Scenario

Music making and listening are a clear example of a human activity that is above all interactive and social, two big challenges for the new communication devices and applications. To date mediated music making and listening is usually a passive, non–interactive, and non-context sensitive experience. The current electronic technologies, with all their potential for interactivity and communication, have not yet been able to support and promote this essential aspect of music making and listening. This can be considered a significant degradation of the traditional live listening and music making experience, in which the public was (and still is) able to interact in many ways with performers to modify the expressive features of a music piece.

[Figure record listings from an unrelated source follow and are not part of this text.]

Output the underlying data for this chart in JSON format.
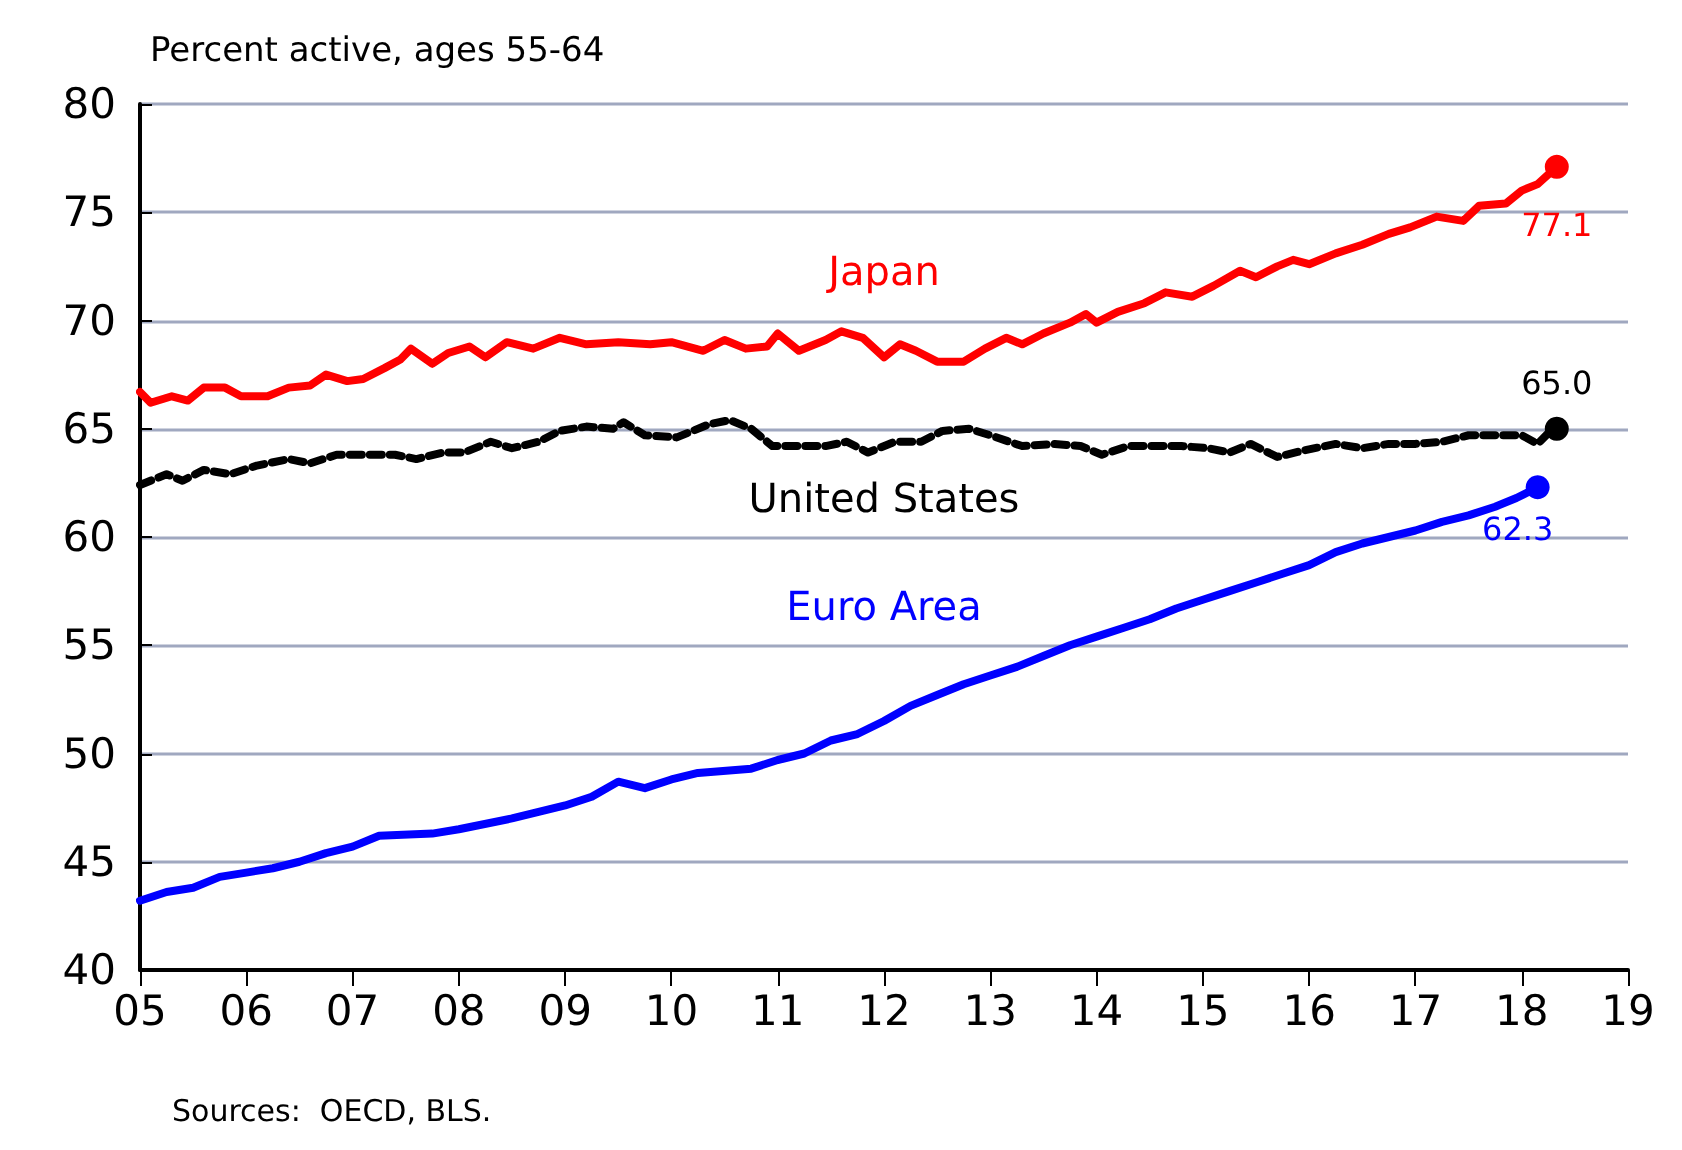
{
  "chart_data": {
    "type": "line",
    "title": "Percent active, ages 55-64",
    "annotations": [
      "Sources:  OECD, BLS."
    ],
    "xlim": [
      2005,
      2019
    ],
    "xticks": [
      {
        "value": 2005,
        "label": "05"
      },
      {
        "value": 2006,
        "label": "06"
      },
      {
        "value": 2007,
        "label": "07"
      },
      {
        "value": 2008,
        "label": "08"
      },
      {
        "value": 2009,
        "label": "09"
      },
      {
        "value": 2010,
        "label": "10"
      },
      {
        "value": 2011,
        "label": "11"
      },
      {
        "value": 2012,
        "label": "12"
      },
      {
        "value": 2013,
        "label": "13"
      },
      {
        "value": 2014,
        "label": "14"
      },
      {
        "value": 2015,
        "label": "15"
      },
      {
        "value": 2016,
        "label": "16"
      },
      {
        "value": 2017,
        "label": "17"
      },
      {
        "value": 2018,
        "label": "18"
      },
      {
        "value": 2019,
        "label": "19"
      }
    ],
    "ylim": [
      40,
      80
    ],
    "yticks": [
      40,
      45,
      50,
      55,
      60,
      65,
      70,
      75,
      80
    ],
    "grid": "y",
    "legend": false,
    "marker": "none",
    "series": [
      {
        "name": "Japan",
        "color": "#ff0000",
        "line_style": "solid",
        "x": [
          2005.0,
          2005.1,
          2005.3,
          2005.45,
          2005.6,
          2005.8,
          2005.95,
          2006.2,
          2006.4,
          2006.6,
          2006.75,
          2006.95,
          2007.1,
          2007.3,
          2007.45,
          2007.55,
          2007.75,
          2007.9,
          2008.1,
          2008.25,
          2008.45,
          2008.7,
          2008.95,
          2009.2,
          2009.5,
          2009.8,
          2010.0,
          2010.3,
          2010.5,
          2010.7,
          2010.9,
          2011.0,
          2011.2,
          2011.45,
          2011.6,
          2011.8,
          2012.0,
          2012.15,
          2012.3,
          2012.5,
          2012.75,
          2012.95,
          2013.15,
          2013.3,
          2013.5,
          2013.75,
          2013.9,
          2014.0,
          2014.2,
          2014.45,
          2014.65,
          2014.9,
          2015.1,
          2015.35,
          2015.5,
          2015.7,
          2015.85,
          2016.0,
          2016.25,
          2016.5,
          2016.75,
          2016.95,
          2017.2,
          2017.45,
          2017.6,
          2017.85,
          2018.0,
          2018.15,
          2018.33
        ],
        "values": [
          66.7,
          66.2,
          66.5,
          66.3,
          66.9,
          66.9,
          66.5,
          66.5,
          66.9,
          67.0,
          67.5,
          67.2,
          67.3,
          67.8,
          68.2,
          68.7,
          68.0,
          68.5,
          68.8,
          68.3,
          69.0,
          68.7,
          69.2,
          68.9,
          69.0,
          68.9,
          69.0,
          68.6,
          69.1,
          68.7,
          68.8,
          69.4,
          68.6,
          69.1,
          69.5,
          69.2,
          68.3,
          68.9,
          68.6,
          68.1,
          68.1,
          68.7,
          69.2,
          68.9,
          69.4,
          69.9,
          70.3,
          69.9,
          70.4,
          70.8,
          71.3,
          71.1,
          71.6,
          72.3,
          72.0,
          72.5,
          72.8,
          72.6,
          73.1,
          73.5,
          74.0,
          74.3,
          74.8,
          74.6,
          75.3,
          75.4,
          76.0,
          76.3,
          77.1
        ],
        "value_labels": [
          null,
          null,
          null,
          null,
          null,
          null,
          null,
          null,
          null,
          null,
          null,
          null,
          null,
          null,
          null,
          null,
          null,
          null,
          null,
          null,
          null,
          null,
          null,
          null,
          null,
          null,
          null,
          null,
          null,
          null,
          null,
          null,
          null,
          null,
          null,
          null,
          null,
          null,
          null,
          null,
          null,
          null,
          null,
          null,
          null,
          null,
          null,
          null,
          null,
          null,
          null,
          null,
          null,
          null,
          null,
          null,
          null,
          null,
          null,
          null,
          null,
          null,
          null,
          null,
          null,
          null,
          null,
          null,
          "77.1"
        ]
      },
      {
        "name": "United States",
        "color": "#000000",
        "line_style": "dashed",
        "x": [
          2005.0,
          2005.25,
          2005.4,
          2005.6,
          2005.85,
          2006.1,
          2006.4,
          2006.6,
          2006.85,
          2007.1,
          2007.4,
          2007.6,
          2007.85,
          2008.05,
          2008.3,
          2008.5,
          2008.75,
          2008.95,
          2009.2,
          2009.45,
          2009.55,
          2009.75,
          2010.05,
          2010.35,
          2010.55,
          2010.75,
          2010.95,
          2011.2,
          2011.45,
          2011.65,
          2011.85,
          2012.1,
          2012.35,
          2012.55,
          2012.8,
          2013.0,
          2013.3,
          2013.6,
          2013.85,
          2014.05,
          2014.3,
          2014.55,
          2014.8,
          2015.05,
          2015.25,
          2015.45,
          2015.7,
          2015.95,
          2016.25,
          2016.5,
          2016.75,
          2017.0,
          2017.25,
          2017.5,
          2017.75,
          2018.0,
          2018.15,
          2018.25,
          2018.33
        ],
        "values": [
          62.4,
          62.9,
          62.6,
          63.1,
          62.9,
          63.3,
          63.6,
          63.4,
          63.8,
          63.8,
          63.8,
          63.6,
          63.9,
          63.9,
          64.4,
          64.1,
          64.4,
          64.9,
          65.1,
          65.0,
          65.3,
          64.7,
          64.6,
          65.2,
          65.4,
          65.0,
          64.2,
          64.2,
          64.2,
          64.4,
          63.9,
          64.4,
          64.4,
          64.9,
          65.0,
          64.7,
          64.2,
          64.3,
          64.2,
          63.8,
          64.2,
          64.2,
          64.2,
          64.1,
          63.9,
          64.3,
          63.7,
          64.0,
          64.3,
          64.1,
          64.3,
          64.3,
          64.4,
          64.7,
          64.7,
          64.7,
          64.3,
          64.8,
          65.0
        ],
        "value_labels": [
          null,
          null,
          null,
          null,
          null,
          null,
          null,
          null,
          null,
          null,
          null,
          null,
          null,
          null,
          null,
          null,
          null,
          null,
          null,
          null,
          null,
          null,
          null,
          null,
          null,
          null,
          null,
          null,
          null,
          null,
          null,
          null,
          null,
          null,
          null,
          null,
          null,
          null,
          null,
          null,
          null,
          null,
          null,
          null,
          null,
          null,
          null,
          null,
          null,
          null,
          null,
          null,
          null,
          null,
          null,
          null,
          null,
          null,
          "65.0"
        ]
      },
      {
        "name": "Euro Area",
        "color": "#0000ff",
        "line_style": "solid",
        "x": [
          2005.0,
          2005.25,
          2005.5,
          2005.75,
          2006.0,
          2006.25,
          2006.5,
          2006.75,
          2007.0,
          2007.25,
          2007.75,
          2008.0,
          2008.5,
          2008.75,
          2009.0,
          2009.25,
          2009.5,
          2009.75,
          2010.0,
          2010.25,
          2010.75,
          2011.0,
          2011.25,
          2011.5,
          2011.75,
          2012.0,
          2012.25,
          2012.5,
          2012.75,
          2013.0,
          2013.25,
          2013.5,
          2013.75,
          2014.0,
          2014.25,
          2014.5,
          2014.75,
          2015.0,
          2015.25,
          2015.5,
          2015.75,
          2016.0,
          2016.25,
          2016.5,
          2016.75,
          2017.0,
          2017.25,
          2017.5,
          2017.75,
          2017.95,
          2018.15
        ],
        "values": [
          43.2,
          43.6,
          43.8,
          44.3,
          44.5,
          44.7,
          45.0,
          45.4,
          45.7,
          46.2,
          46.3,
          46.5,
          47.0,
          47.3,
          47.6,
          48.0,
          48.7,
          48.4,
          48.8,
          49.1,
          49.3,
          49.7,
          50.0,
          50.6,
          50.9,
          51.5,
          52.2,
          52.7,
          53.2,
          53.6,
          54.0,
          54.5,
          55.0,
          55.4,
          55.8,
          56.2,
          56.7,
          57.1,
          57.5,
          57.9,
          58.3,
          58.7,
          59.3,
          59.7,
          60.0,
          60.3,
          60.7,
          61.0,
          61.4,
          61.8,
          62.3
        ],
        "value_labels": [
          null,
          null,
          null,
          null,
          null,
          null,
          null,
          null,
          null,
          null,
          null,
          null,
          null,
          null,
          null,
          null,
          null,
          null,
          null,
          null,
          null,
          null,
          null,
          null,
          null,
          null,
          null,
          null,
          null,
          null,
          null,
          null,
          null,
          null,
          null,
          null,
          null,
          null,
          null,
          null,
          null,
          null,
          null,
          null,
          null,
          null,
          null,
          null,
          null,
          null,
          "62.3"
        ]
      }
    ]
  }
}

Mobile devices are commonly used for music consumption, and more often as the sole music playback device. Recent advances in networked media and in sound and music computing enable experiencing and interactively manipulating music in countless ways. Music can be reused, distributed, and shared with practically no extra effort. As a consequence, new behavioural patterns are emerging as the modern way for people to capture, share, and re-live their experiences and personal histories. The need for an end-to-end framework enabling new creative forms of interactive music experience in context-aware mobile scenarios is increasingly evident. This means that the SAME end-to-end platform will be grounded on integrated, embodied representation for improved processing of music, gesture, and context.

SAME will address multi-user experiences of content in a mobile end-to-end platform, including various declinations of the active listening paradigms and pervasive music games. The project will start from a significantamount of research results, including those obtained in previous EU projects by the partners in this consortium, to face SAME core research challenges on end-to-end mobile music systems, on real-time expressive sound and music processing and rendering (including interactive control of 3D sound, real-time singing voice processing, sound morphing), on novel gestural interfaces (including emerging multimodal paradigms based on tangible acoustic interfaces investigated in the TAI-CHI EU project), on social networks and contextawareness.

The SAME project will face the research and development challenges involved in such emerging social and technological trends and needs. In other words, this project will try to answer questions like:
Which will be in the next 5 years the device corresponding to the current iPod?
What kind of potential new markets would such new devices open up?